Oxidation and nutrient loss: Stone milling involves grinding grains between two large stones at a relatively low speed. This process generates less heat and friction compared to high-speed processing, which uses modern equipment like roller mills and hammer mills that operate at much higher speeds. The lower temperature and slower process of stone milling result in a reduced risk of oxidation and nutrient loss. Oxidation can affect the quality and taste of the flour by causing the breakdown of oils and fats, leading to rancidity. Stone milling’s lower heat generation helps to minimize oxidation, preserving the flavor and shelf life of the flour. Additionally, the slower process of stone milling helps retain heat-sensitive nutrients, such as vitamins, minerals, and enzymes, which can be degraded during high-speed processing due to the increased heat generation.
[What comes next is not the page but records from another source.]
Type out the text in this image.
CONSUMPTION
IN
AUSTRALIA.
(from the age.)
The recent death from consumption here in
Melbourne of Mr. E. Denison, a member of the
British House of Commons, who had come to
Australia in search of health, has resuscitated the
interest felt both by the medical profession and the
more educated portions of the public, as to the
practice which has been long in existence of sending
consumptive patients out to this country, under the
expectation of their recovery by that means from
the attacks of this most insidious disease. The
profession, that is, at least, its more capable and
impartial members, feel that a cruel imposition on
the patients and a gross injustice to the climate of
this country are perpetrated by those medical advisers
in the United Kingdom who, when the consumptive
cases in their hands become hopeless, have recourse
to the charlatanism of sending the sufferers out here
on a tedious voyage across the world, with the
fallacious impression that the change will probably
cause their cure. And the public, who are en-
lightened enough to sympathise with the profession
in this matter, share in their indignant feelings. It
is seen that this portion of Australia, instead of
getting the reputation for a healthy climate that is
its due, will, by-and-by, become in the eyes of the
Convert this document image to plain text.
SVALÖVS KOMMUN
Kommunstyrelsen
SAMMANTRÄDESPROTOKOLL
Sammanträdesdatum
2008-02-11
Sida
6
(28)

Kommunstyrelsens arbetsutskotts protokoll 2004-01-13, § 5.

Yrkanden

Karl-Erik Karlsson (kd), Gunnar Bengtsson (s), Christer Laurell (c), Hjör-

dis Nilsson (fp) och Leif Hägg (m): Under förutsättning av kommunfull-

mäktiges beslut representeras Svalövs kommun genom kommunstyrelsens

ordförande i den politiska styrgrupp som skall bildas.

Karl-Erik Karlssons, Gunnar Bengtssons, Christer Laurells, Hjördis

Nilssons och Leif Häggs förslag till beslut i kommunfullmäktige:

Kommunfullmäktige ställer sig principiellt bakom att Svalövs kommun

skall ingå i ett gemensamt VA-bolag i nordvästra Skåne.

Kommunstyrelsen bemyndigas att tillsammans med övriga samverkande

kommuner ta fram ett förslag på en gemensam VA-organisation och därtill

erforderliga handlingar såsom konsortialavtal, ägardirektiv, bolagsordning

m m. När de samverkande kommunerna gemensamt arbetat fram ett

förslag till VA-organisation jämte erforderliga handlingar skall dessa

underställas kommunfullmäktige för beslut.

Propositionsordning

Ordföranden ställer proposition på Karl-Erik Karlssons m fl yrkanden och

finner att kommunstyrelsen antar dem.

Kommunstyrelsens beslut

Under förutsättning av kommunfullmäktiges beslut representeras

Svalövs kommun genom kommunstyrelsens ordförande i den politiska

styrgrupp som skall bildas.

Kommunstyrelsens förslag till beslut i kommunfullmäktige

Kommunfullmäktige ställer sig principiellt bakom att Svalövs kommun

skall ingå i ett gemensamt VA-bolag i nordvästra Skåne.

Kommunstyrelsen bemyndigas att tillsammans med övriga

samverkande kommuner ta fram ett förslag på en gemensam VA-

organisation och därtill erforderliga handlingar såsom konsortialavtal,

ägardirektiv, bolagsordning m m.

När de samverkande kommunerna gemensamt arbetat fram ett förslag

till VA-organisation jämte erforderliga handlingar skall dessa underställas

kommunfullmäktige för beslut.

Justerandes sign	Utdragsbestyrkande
Other benefits of stone milling:
a. Taste and texture: Stone milling produces a coarser, more flavorful flour compared to the finer flour produced by high-speed processing. This coarser texture can be desirable in certain recipes, such as artisan bread, where a more rustic and hearty texture is sought.
b. Whole grain benefits: Stone milling typically retains the bran and germ, resulting in a whole grain flour. This contrasts with high-speed processing, which often removes these parts, resulting in a more refined, less nutritious flour.
c. Environmental impact: Stone milling is a less energy-intensive process compared to high-speed processing, which can result in lower environmental impact.
So, hopefully that is a good explanation of why Natural Yield chooses more thoughtful (and more expensive) options to preserve the nutrients we delivery to you through our Potent Powder range.
Disclaimer
The information provided in this article is for educational and informational purposes only and is not intended as medical advice. It is not a substitute for professional medical advice, diagnosis, or treatment. Always seek the advice of a qualified healthcare provider with any questions you may have regarding a medical condition. The author and publisher of this article are not responsible for any adverse effects or consequences resulting from the use of any suggestions, preparations, or procedures described in this article.